Allyson D. Stevenson’s Intimate Integration is a timely work that shines a light on the often-neglected topic of Indigenous transracial adoption in post-War Canada, with a particular focus on Saskatchewan. Stevenson’s meticulously researched, theoretically rooted and accessible work provides an insightful analysis of transracial adoption as a settler-colonial project that sought to dismantle Indigenous kinship systems in the pursuit of “Indigenous elimination.”

The author maps out Indigenous resistance to assimilative and genocidal policies as well as efforts to rebuild kinship ties in the wake of these policies. Stevenson’s book is a moving work infused by a sense of compassion that only enhances its sound scholarship. The author manages to weave the personal into a larger institutional story without ever losing a connection to the wider historical currents of gender, race, and settler colonialism in post-War Saskatchewan and Canada.

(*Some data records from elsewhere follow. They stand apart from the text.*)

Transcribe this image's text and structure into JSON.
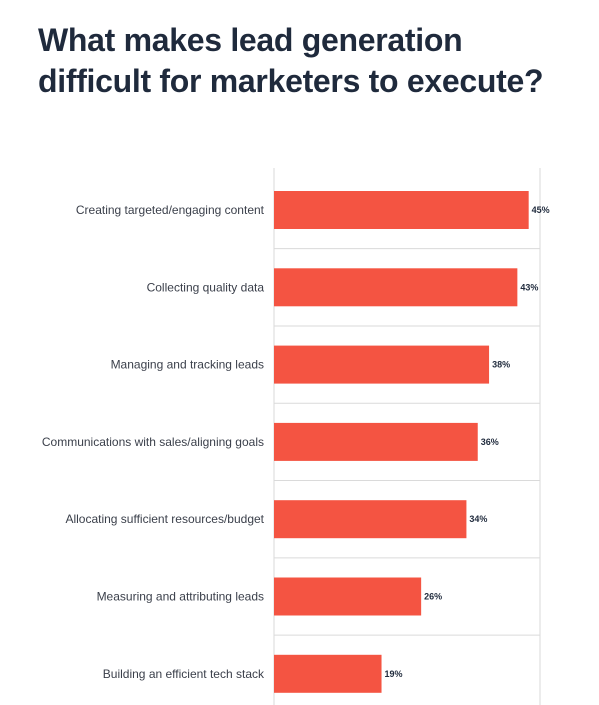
{
  "title": "What makes lead generation difficult for marketers to execute?",
  "colors": {
    "bar": "#f45442",
    "grid": "#dadada",
    "label": "#3a3f4a",
    "value": "#1f2a3c",
    "title": "#1f2a3c"
  },
  "chart_data": {
    "type": "bar",
    "orientation": "horizontal",
    "title": "What makes lead generation difficult for marketers to execute?",
    "categories": [
      "Creating targeted/engaging content",
      "Collecting quality data",
      "Managing and tracking leads",
      "Communications with sales/aligning goals",
      "Allocating sufficient resources/budget",
      "Measuring and attributing leads",
      "Building an efficient tech stack"
    ],
    "values": [
      45,
      43,
      38,
      36,
      34,
      26,
      19
    ],
    "value_labels": [
      "45%",
      "43%",
      "38%",
      "36%",
      "34%",
      "26%",
      "19%"
    ],
    "xlim": [
      0,
      47
    ],
    "xlabel": "",
    "ylabel": "",
    "grid": true
  }
}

In a year with many excellent submissions, we are happy to recommend Allyson D. Stevenson’s Intimate Integration: A History of the Sixties Scoop and the Colonization of Indigenous Kinship for the Clio Prize in Prairie History.

British Columbia

Bob MacdonaldBob McDonald, A Long Way to Paradise: A New History of British Columbia Politics.

A Long Way to Paradise is a comprehensive, nuanced analysis of how a distinctive political culture took shape in the province of British Columbia between 1871 and 1972. McDonald draws on extensive primary sources, and deftly engages the secondary literature on BC history, to provide a fresh perspective on longstanding questions about the apparent polarization of the province’s political culture. Departing from earlier studies that emphasized class, McDonald convincingly argues that ideology was at the heart of most political divisions in the province. Such divisions reflected varying perspectives on how BC should meet the changing conditions of modernity, and were grounded in competing strands of the liberalism which McDonald identifies as the “commonsense foundation of the province’s mainstream political culture.”

The book offers new insights on the many intriguing leaders and events that comprise BC political history. The approach taken is, however, far from traditional and top-down. Instead, McDonald sets forth an innovative, textured analysis of BC’s political culture – a culture that was broadly based yet contested, that varied in critical ways by region, and that was grounded in, and sustained by, patriarchy, whiteness, and the ongoing denial of citizenship rights to Indigenous and Asian peoples. Richly detailed, accessible, and engaging, A Long Way to Paradise will appeal to all who are interested in deepening their understanding of BC, and is certain to become the go-to reference work for the province’s political history for years to come.

The Clio-North prize was not awarded this year.